Impeachment Theater And The GOPe
We've all known, I think, that the NeverTrump movement within the Republican Establishment went beyond mere rhetorical handwringing. During the 2016 campaign there were outright efforts to sabotage the Trump campaign. After the campaign, however, we also know that there was collusion with the Russia Hoax efforts. Disgraced former Speaker Paul Ryan--a key member of the Gang Of Eight --was key to that effort. For example, President Trump recently explained Ryan's obstruction of House investigations into the Russia Hoax while Republicans still had the majority:
President Trump: We have great, great relationships with the people in the Rupublican Party. But they don’t fight dirty. As an example with subpoenas. You take a look at Paul Ryan when he was Speaker. He wouldn’t give em! I’m not even knocking him for that. He wouldn’t give em. He thought it was inappropriate. Jim Jordan, Mark Meadows, all of the guys wanted, Gaetz, all of them. Matt Gaetz. I could name 25 people. These are incredible people. They wanted subpoenas to investigate all of the corruption that they found. Horrible, horrible corruption. Paul Ryan would say, “Well, wait a minute, slow down. Let’s come back next week.” They would come back, they wouldn’t get it. She hands them out like their cookies!
Later, in the runup to the 2018 Midterm elections, Ryan appears to have deliberately sabotaged Republican efforts and to have helped lose the House to the Dems. The NYT, How the House Fell: Republican Chaos and Democratic Focus , notes:
While he promised to keep raising money for fellow Republicans, Mr. Ryan’s contributions to the party would steadily decline; in the last fund-raising quarter of the campaign, his political committee transferred a paltry $1.4 million to the N.R.C.C., less than some first-time Democratic candidates raised for themselves.
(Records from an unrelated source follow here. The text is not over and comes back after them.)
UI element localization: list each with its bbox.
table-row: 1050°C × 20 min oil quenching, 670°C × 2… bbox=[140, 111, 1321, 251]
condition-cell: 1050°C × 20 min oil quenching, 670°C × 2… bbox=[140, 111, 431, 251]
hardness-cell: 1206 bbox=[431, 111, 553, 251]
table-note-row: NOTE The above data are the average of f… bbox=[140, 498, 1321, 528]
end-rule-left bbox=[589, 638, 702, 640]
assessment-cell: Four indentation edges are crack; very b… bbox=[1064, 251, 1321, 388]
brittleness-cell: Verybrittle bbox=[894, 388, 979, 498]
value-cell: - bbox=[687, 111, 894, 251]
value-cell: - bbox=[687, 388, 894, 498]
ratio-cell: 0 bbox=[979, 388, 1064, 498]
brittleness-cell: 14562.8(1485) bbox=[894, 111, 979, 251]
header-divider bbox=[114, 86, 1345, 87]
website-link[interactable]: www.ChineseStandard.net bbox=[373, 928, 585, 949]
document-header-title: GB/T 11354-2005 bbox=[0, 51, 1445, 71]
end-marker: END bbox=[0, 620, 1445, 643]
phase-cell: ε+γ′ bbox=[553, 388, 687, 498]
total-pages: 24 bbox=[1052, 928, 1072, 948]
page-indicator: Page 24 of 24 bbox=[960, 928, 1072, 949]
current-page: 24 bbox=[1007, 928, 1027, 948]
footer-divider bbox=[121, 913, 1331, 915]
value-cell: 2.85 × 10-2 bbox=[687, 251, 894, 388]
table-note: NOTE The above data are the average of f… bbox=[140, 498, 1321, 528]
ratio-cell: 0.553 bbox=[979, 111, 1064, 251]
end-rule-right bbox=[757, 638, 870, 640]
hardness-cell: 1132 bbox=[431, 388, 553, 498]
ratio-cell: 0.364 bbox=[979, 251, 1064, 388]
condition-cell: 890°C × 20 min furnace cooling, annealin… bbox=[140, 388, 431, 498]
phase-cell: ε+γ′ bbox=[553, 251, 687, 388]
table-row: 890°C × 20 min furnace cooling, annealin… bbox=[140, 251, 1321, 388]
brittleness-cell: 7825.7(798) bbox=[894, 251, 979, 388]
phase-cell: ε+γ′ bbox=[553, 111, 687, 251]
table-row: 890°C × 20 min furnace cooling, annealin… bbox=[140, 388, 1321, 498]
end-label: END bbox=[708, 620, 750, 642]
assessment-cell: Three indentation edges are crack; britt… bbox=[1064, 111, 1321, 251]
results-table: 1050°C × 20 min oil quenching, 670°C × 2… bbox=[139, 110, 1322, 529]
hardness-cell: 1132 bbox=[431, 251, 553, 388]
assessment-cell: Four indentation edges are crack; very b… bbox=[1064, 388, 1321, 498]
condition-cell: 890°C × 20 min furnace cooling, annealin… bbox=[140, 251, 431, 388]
I've long believed that at least some GOPe senators played into that perfidious game. My reasoning wasn't based on inside information but on the simple belief that the Russia Hoax could not have gone as far as it did without institutional support within key Senate committees (and bear in mind that the Majority leader doesn't have the degree of control in the senate that a Speaker has in the House).
Yesterday, regarding the Senate, I noted:
How does Impeachment Theater figure into [the struggle to regain control over the IC]? Impeachment Theater works in different directions, but it seems clear at this point that legislators, including Republicans, were involved in the coup plot. From this vantage point, Impeachment Theater could be--in part--a defense against an ascendant Barr whose lifelong determination to protect the Executive from Congress could lead him to target those legislators. McConnell's seeming openness to an impeachment trial could, from this standpoint, be an opening gambit to come to a more amicable settlement.
It's important to view this from McConnell's standpoint. As leader of a fundamental governmental institution, his job and duty is above all to safeguard that institution--but also to safeguard his party's position within that institution, all else being equal.
I personally believe McConnell was too smart to associate himself with overt NeverTrump actitivites. That doesn't mean that he has supported Trump's agenda. He hasn't, except on a selective basis. Nevertheless he almost certainly--again, IMO--understands that at this point Trump is the leader his party for electoral purposes and is a veritable juggernaut. McConnell is not one to look that type of gift horse in the mouth.
At the same time, however, McConnell will seek to protect his fellow GOPe senators who played a fool's game by colluding with the Russia Hoaxers. Not out of love for them, not out of hatred for Trump, but out of a desire to protect party interests in maintaining a majority in the Senate. I don't believe that the number of GOPe fools comes anywhere close to the 20 defectors who would be needed to commit political suicide--removal of a Republican president on a relentless path toward reelection. However, to get an idea of who some of those fools are--beyond the obvious Pierre Delecto and the now departed and not lamented Bob Corker--sundance at CTH has a long rehearsal of what's been going on at the Senate Select Committee on Intelligence for the past two years:
McConnell's dilemma is how to maintain his majority--a majority that Trump helped to build. McConnell will certainly understand Trump's interests in rooting out Dem perfidy and gaining control over the full Executive Branch, but he also knows that that could be a hollow victory without control over at least one chamber of Congress. Impeachment remains unlikely and removal is, in my opinion, a non-starter as a realistic possibility. But revelation of major Republican wrongdoing is a distinct possibility. McConnell will very much wish to communicate these concerns to Trump and to Barr. The need to communicate with Barr, discretely, arises from the fact that Barr's control over the ongoing investigation is almost complete. If he has obtained most of the documentation that he needs--especially in the form of NSA records--even the POTUS would have great difficulty in preventing Barr from following the investigative path to an end that could be very bitter not only for coup plotting bureaucrats but also for legislative NeverTrumpers of both parties.
All this is undoubtedly under discussion in Washington, in one form or another.